# Intro to Python

* You probably need more than one language in your tool kit
* Python is a good "general purpose" language to complement R
* Very popular in "data science"
* Not bad to have on your resume, both for academic and non-academic career paths

# Today

* Overview of language features
* scipy
* numpy and pandas get special mentions
* plotting
* Interoperability with R

In [1]:
x = 1
type(x)

int

In [2]:
x = 1.0
type(x)

float

In [3]:
x = "Hello"
type(x)

str

# Tuples

In [4]:
x = (1,)
type(x)

tuple

In [5]:
x = 1,2 # Note: x = 1, makes a tuple, and can be a frustrating bug
type(x)

tuple

In [6]:
x[0]

1

In [7]:
x[0]=3

TypeError: 'tuple' object does not support item assignment

# Lists

In [8]:
x = [1, 3.0, "Hello"]
type(x)


list

In [9]:
x[0]

1

In [10]:
x[-1]

'Hello'

In [11]:
x[-2:]

[3.0, 'Hello']

In [12]:
x[0] = 13

# List traversal

In [13]:
for i in x:
    print(i)

13
3.0
Hello


In [14]:
for i in range(len(x)):
    print(x[i])

13
3.0
Hello


In [15]:
for i in range(0,len(x),2):
    print(x[i])

13
Hello


# Traversing multiple lists

In [16]:
y = ["Jane", "Mickey", "Aliah"]

In [17]:
for i,j in zip(x,y):
    print(i,j)

13 Jane
3.0 Mickey
Hello Aliah


# List comprehensions

In [18]:
i = [i for i in range(5)]

In [19]:
print(i)

[0, 1, 2, 3, 4]


# Dictionaries

In [20]:
x = {'a': 3, 4: "foo"}

In [21]:
x['a']

3

In [22]:
x[4]

'foo'

In [23]:
x[17]

KeyError: 17

# Files

* Extensive support for files.  We'll do some of this in lab
* gzip supported "out of the box"

# Functions

In [24]:
def add(x,y):
    return x + y
add(2,2)

4

In [25]:
def add(x,y=2):
    return x + y
add(2)

4

In [26]:
add(y=3,x=-7)

-4

# There is a lot more, but this covers some basics

* classes and object oriented programming
* Nice interfaces with [argparse](https://docs.python.org/3/howto/argparse.html) and [click](https://click.palletsprojects.com/en/7.x/).
* [pybind11](http://pybind11.readthedocs.io) is to Python and [Rcpp](http://www.rcpp.org) is to R.
* For those of you with some skills already, [Fluent Python](https://www.amazon.com/Fluent-Python-Concise-Effective-Programming/dp/1491946008/) is an amazing intermediate/advanced book.

# "Scientific Python"

* [scipy](http://scipy.org) (Show them the website!)
* Lots of routines for numerics and such.

# Numeric Python

Provides types that are based on C arrays and functions to act on them.

In [27]:
import numpy as np
x = np.array([i for i in range(3)], dtype=np.int32) # You can select the nummeric type.
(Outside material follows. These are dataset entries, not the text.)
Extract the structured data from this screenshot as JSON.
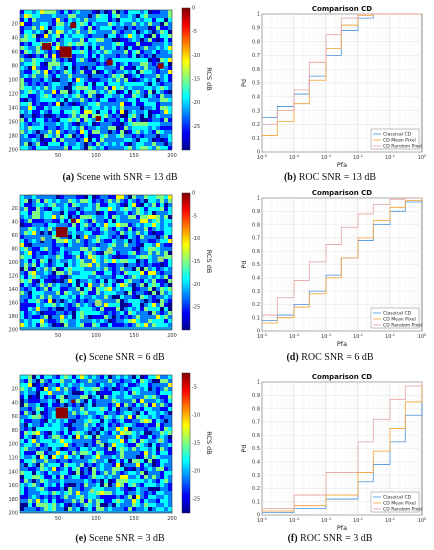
{
  "colors": {
    "jet": [
      "#00008f",
      "#0000ff",
      "#0080ff",
      "#00ffff",
      "#80ff80",
      "#ffff00",
      "#ff8000",
      "#ff0000",
      "#800000"
    ],
    "classical": "#4a90d9",
    "mean_pixel": "#f0a030",
    "random_pixel": "#e6a0a0",
    "target": "#8b0000"
  },
  "panels": [
    {
      "scene": {
        "caption_letter": "(a)",
        "caption_text": "Scene with SNR = 13 dB",
        "ylabel": "RCS dB",
        "xticks": [
          "50",
          "100",
          "150",
          "200"
        ],
        "yticks": [
          "20",
          "40",
          "60",
          "80",
          "100",
          "120",
          "140",
          "160",
          "180",
          "200"
        ],
        "cbar_ticks": [
          "0",
          "-5",
          "-10",
          "-15",
          "-20",
          "-25"
        ],
        "noise_level": 0.2,
        "targets_visible": true
      },
      "roc": {
        "caption_letter": "(b)",
        "caption_text": "ROC SNR = 13 dB",
        "chart_data": {
          "type": "line",
          "title": "Comparison CD",
          "xlabel": "Pfa",
          "ylabel": "Pd",
          "xscale": "log",
          "xlim": [
            1e-05,
            1
          ],
          "ylim": [
            0,
            1
          ],
          "xticks": [
            "10^-5",
            "10^-4",
            "10^-3",
            "10^-2",
            "10^-1",
            "10^0"
          ],
          "yticks": [
            "0",
            "0.1",
            "0.2",
            "0.3",
            "0.4",
            "0.5",
            "0.6",
            "0.7",
            "0.8",
            "0.9",
            "1"
          ],
          "legend_position": "bottom-right",
          "series": [
            {
              "name": "Classical CD",
              "x": [
                1e-05,
                3e-05,
                0.0001,
                0.0003,
                0.001,
                0.003,
                0.01,
                0.03,
                0.1,
                1
              ],
              "y": [
                0.25,
                0.33,
                0.42,
                0.55,
                0.7,
                0.88,
                0.97,
                1.0,
                1.0,
                1.0
              ]
            },
            {
              "name": "CD Mean Pixel",
              "x": [
                1e-05,
                3e-05,
                0.0001,
                0.0003,
                0.001,
                0.003,
                0.01,
                0.03,
                0.1,
                1
              ],
              "y": [
                0.12,
                0.22,
                0.35,
                0.52,
                0.75,
                0.92,
                0.99,
                1.0,
                1.0,
                1.0
              ]
            },
            {
              "name": "CD Random Pixel",
              "x": [
                1e-05,
                3e-05,
                0.0001,
                0.0003,
                0.001,
                0.003,
                0.01,
                0.03,
                0.1,
                1
              ],
              "y": [
                0.2,
                0.3,
                0.45,
                0.65,
                0.85,
                0.97,
                1.0,
                1.0,
                1.0,
                1.0
              ]
            }
          ]
        }
      }
    },
    {
      "scene": {
        "caption_letter": "(c)",
        "caption_text": "Scene SNR = 6 dB",
        "ylabel": "RCS dB",
        "xticks": [
          "50",
          "100",
          "150",
          "200"
        ],
        "yticks": [
          "20",
          "40",
          "60",
          "80",
          "100",
          "120",
          "140",
          "160",
          "180",
          "200"
        ],
        "cbar_ticks": [
          "0",
          "-5",
          "-10",
          "-15",
          "-20",
          "-25"
        ],
        "noise_level": 0.35,
        "targets_visible": false
      },
      "roc": {
        "caption_letter": "(d)",
        "caption_text": "ROC SNR = 6 dB",
        "chart_data": {
          "type": "line",
          "title": "Comparison CD",
          "xlabel": "Pfa",
          "ylabel": "Pd",
          "xscale": "log",
          "xlim": [
            1e-05,
            1
          ],
          "ylim": [
            0,
            1
          ],
          "xticks": [
            "10^-5",
            "10^-4",
            "10^-3",
            "10^-2",
            "10^-1",
            "10^0"
          ],
          "yticks": [
            "0",
            "0.1",
            "0.2",
            "0.3",
            "0.4",
            "0.5",
            "0.6",
            "0.7",
            "0.8",
            "0.9",
            "1"
          ],
          "legend_position": "bottom-right",
          "series": [
            {
              "name": "Classical CD",
              "x": [
                1e-05,
                3e-05,
                0.0001,
                0.0003,
                0.001,
                0.003,
                0.01,
                0.03,
                0.1,
                0.3,
                1
              ],
              "y": [
                0.08,
                0.12,
                0.2,
                0.3,
                0.42,
                0.55,
                0.68,
                0.8,
                0.9,
                0.97,
                1.0
              ]
            },
            {
              "name": "CD Mean Pixel",
              "x": [
                1e-05,
                3e-05,
                0.0001,
                0.0003,
                0.001,
                0.003,
                0.01,
                0.03,
                0.1,
                0.3,
                1
              ],
              "y": [
                0.06,
                0.1,
                0.18,
                0.28,
                0.4,
                0.55,
                0.7,
                0.83,
                0.93,
                0.98,
                1.0
              ]
            },
            {
              "name": "CD Random Pixel",
              "x": [
                1e-05,
                3e-05,
                0.0001,
                0.0003,
                0.001,
                0.003,
                0.01,
                0.03,
                0.1,
                0.3,
                1
              ],
              "y": [
                0.12,
                0.25,
                0.38,
                0.52,
                0.65,
                0.78,
                0.88,
                0.95,
                0.99,
                1.0,
                1.0
              ]
            }
          ]
        }
      }
    },
    {
      "scene": {
        "caption_letter": "(e)",
        "caption_text": "Scene SNR = 3 dB",
        "ylabel": "RCS dB",
        "xticks": [
          "50",
          "100",
          "150",
          "200"
        ],
        "yticks": [
          "20",
          "40",
          "60",
          "80",
          "100",
          "120",
          "140",
          "160",
          "180",
          "200"
        ],
        "cbar_ticks": [
          "-5",
          "-10",
          "-15",
          "-20",
          "-25"
        ],
        "noise_level": 0.45,
        "targets_visible": false
      },
      "roc": {
        "caption_letter": "(f)",
        "caption_text": "ROC SNR = 3 dB",
        "chart_data": {
          "type": "line",
          "title": "Comparison CD",
          "xlabel": "Pfa",
          "ylabel": "Pd",
          "xscale": "log",
          "xlim": [
            1e-05,
            1
          ],
          "ylim": [
            0,
            1
          ],
          "xticks": [
            "10^-5",
            "10^-4",
            "10^-3",
            "10^-2",
            "10^-1",
            "10^0"
          ],
          "yticks": [
            "0",
            "0.1",
            "0.2",
            "0.3",
            "0.4",
            "0.5",
            "0.6",
            "0.7",
            "0.8",
            "0.9",
            "1"
          ],
          "legend_position": "bottom-right",
          "series": [
            {
              "name": "Classical CD",
              "x": [
                1e-05,
                0.0001,
                0.001,
                0.01,
                0.03,
                0.1,
                0.3,
                1
              ],
              "y": [
                0.02,
                0.05,
                0.12,
                0.25,
                0.38,
                0.55,
                0.75,
                1.0
              ]
            },
            {
              "name": "CD Mean Pixel",
              "x": [
                1e-05,
                0.0001,
                0.001,
                0.01,
                0.03,
                0.1,
                0.3,
                1
              ],
              "y": [
                0.03,
                0.07,
                0.15,
                0.32,
                0.48,
                0.65,
                0.85,
                1.0
              ]
            },
            {
              "name": "CD Random Pixel",
              "x": [
                1e-05,
                0.0001,
                0.001,
                0.01,
                0.03,
                0.1,
                0.3,
                1
              ],
              "y": [
                0.05,
                0.15,
                0.32,
                0.55,
                0.72,
                0.87,
                0.97,
                1.0
              ]
            }
          ]
        }
      }
    }
  ]
}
All the C types are supported
x

array([0, 1, 2], dtype=int32)

In [28]:
x = np.identity(2)
x[1,0]=0.5
x

array([[1. , 0. ],
       [0.5, 1. ]])

In [29]:
np.linalg.cholesky(x)

array([[1.       , 0.       ],
       [0.5      , 0.8660254]])

# Pandas

Provides the analog to R's `data.frame` *and* a lot of the `dplyr`-like aggregation functionality

In [30]:
import pandas as pd
x = pd.DataFrame({'x':[1.,2.,3.,1.,2.,3.],'y':['A','A','A','B','B','B']})

In [31]:
x.groupby(['y']).mean()

Unnamed: 0_level_0,x
y,Unnamed: 1_level_1
A,2.0
B,2.0


# Plotting

Lots of options.  WE will play with some in lab.

* [matplotlib](http://www.matplotlib.org) is the standard plotting library.  Complex.  Extremely powerful.  Idiosyncratic
* [seaborn](https://seaborn.pydata.org/) is AWESEOME.  Based on matplotlib, but higher-level.
* There area ports of ggplot2's grammar.  [plotnine](https://github.com/has2k1/plotnine) has been recommended to me.
* [holoviews](http://holoviews.org/) and [bokeh](https://bokeh.pydata.org/en/latest/) make nice web-centric graphics powered by Javascript.